The only one that came out av it well was Miss Armitage herself; for she kept all the eggs, an' made above twice the prize-money out av thim. But there was nobody else as well plazed about that as she was.

So all round the hen business was a failure; an' it looked as if there was nothin' goin' to come of the lecture at all.

However, iverybody thought it would be a terrible pity if Ballygullion should be behind the other places; an' at last there was a move made to start a cramery, an' a committee was got up to set things goin'.

At first the most av us thought they got the crame in the ould-fashioned way, just be skimmin'; but presently it begin to be talked that it was all done be machinery.
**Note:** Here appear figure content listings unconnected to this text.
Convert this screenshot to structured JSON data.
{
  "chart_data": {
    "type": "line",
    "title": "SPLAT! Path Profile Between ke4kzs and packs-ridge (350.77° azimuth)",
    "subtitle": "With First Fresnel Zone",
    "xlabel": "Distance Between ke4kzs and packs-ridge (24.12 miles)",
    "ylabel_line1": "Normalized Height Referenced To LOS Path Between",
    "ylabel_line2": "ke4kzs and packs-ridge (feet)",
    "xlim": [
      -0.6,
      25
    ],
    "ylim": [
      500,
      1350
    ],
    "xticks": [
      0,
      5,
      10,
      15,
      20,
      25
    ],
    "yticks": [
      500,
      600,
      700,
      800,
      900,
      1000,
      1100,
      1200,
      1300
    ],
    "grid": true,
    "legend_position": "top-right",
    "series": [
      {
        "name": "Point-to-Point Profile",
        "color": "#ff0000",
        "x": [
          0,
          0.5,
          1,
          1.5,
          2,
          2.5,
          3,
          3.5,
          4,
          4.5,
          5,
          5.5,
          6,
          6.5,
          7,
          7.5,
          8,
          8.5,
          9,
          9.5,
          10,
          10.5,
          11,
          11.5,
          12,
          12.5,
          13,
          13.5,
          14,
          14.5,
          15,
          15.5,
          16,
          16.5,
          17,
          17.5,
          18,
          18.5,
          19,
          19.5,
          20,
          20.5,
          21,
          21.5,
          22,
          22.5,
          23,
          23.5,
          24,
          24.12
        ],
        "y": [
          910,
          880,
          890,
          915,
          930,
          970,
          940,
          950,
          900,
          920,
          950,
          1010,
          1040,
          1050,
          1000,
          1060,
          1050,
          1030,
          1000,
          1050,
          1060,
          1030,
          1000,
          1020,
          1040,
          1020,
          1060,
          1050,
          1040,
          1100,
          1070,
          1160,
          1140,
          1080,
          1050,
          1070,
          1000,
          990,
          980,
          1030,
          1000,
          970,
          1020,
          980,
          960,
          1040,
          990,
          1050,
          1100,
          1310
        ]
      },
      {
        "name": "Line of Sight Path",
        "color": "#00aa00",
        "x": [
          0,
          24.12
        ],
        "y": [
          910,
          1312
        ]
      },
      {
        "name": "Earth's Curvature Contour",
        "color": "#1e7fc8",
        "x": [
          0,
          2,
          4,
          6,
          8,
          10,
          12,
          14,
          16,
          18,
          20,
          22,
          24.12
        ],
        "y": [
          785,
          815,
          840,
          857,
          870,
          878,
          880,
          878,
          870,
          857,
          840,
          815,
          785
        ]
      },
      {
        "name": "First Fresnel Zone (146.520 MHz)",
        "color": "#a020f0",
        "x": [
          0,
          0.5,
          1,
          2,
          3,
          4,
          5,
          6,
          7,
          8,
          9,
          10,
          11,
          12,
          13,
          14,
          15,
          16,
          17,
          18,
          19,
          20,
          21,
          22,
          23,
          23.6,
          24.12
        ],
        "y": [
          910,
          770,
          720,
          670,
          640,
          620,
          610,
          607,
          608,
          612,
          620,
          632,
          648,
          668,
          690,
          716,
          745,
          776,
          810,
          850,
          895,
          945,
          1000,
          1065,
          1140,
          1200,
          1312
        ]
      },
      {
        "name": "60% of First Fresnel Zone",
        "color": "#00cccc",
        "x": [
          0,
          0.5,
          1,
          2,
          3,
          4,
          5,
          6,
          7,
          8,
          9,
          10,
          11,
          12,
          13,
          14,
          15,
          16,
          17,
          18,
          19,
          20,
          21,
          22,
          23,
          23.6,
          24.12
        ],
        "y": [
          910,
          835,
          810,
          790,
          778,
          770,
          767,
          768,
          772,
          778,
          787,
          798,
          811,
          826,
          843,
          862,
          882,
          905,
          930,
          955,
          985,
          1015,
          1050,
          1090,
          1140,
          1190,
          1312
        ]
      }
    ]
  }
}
Some av us was very dubious about that; for sorrow a bit could we see how it was to be done Thomas McGorrian maintained it would be done wi' blades like the knives av a turnip-cutter, that it would just shave the top off the milk, an' sweep it intil a pan; but then he couldn't well explain how they'd avoid shavin' the top off the milk-dish, too.

Big Billy Lenahan swore it was done with a worm like a still; but, although we all knowed Billy was well up on potheen, there was few had iver seen him havin' much to do wi' milk; so nobody listened to him.

At last the Committee detarmined they'd have a dimonsthration; and they trysted the Department man to bring down his machine an' show how it was done; for all iv thim was agin spendin' money on a machine till they were satisfied it would do its work.

The dimonsthration was to be held in Long Tammas McGorrian's barn, an' on the night set above forty av us was there. We all sat round in a half-ring, on chairs an' stools, an' any other conthrivance we could get, for all the world like the Christy Minstrels that comes to the Market House av a Christmas.

The dimonsthrator had rigged up a belt to Tammas's threshin'-machine, an' run it from that to the separator, as he called it.

The separator itself was a terrible disappointin' conthrivance at the first look, an' no size av a thing at all for the money they said it cost. But whin the dimonsthrator begin to tell us what it would do, an' how by just pourin' the milk intil a metal ball an' bizzin' it round, ye could make the crame come out av one hole, an' the milk out av another, we began to think more av it.

Nobody liked to spake out wi' the man there, but there was a power av whisperin'.

"It's a mighty quare conthrivance," sez wan.

"Did ye iver see the like av it?" sez another.

"Boy-a-boys," sez James Dougherty, "the works av man is wonderful. If my ould grandmother could see this, it would break her heart. 'Twas herself was the handy dairy-woman, too; but what'd she be till a machine?"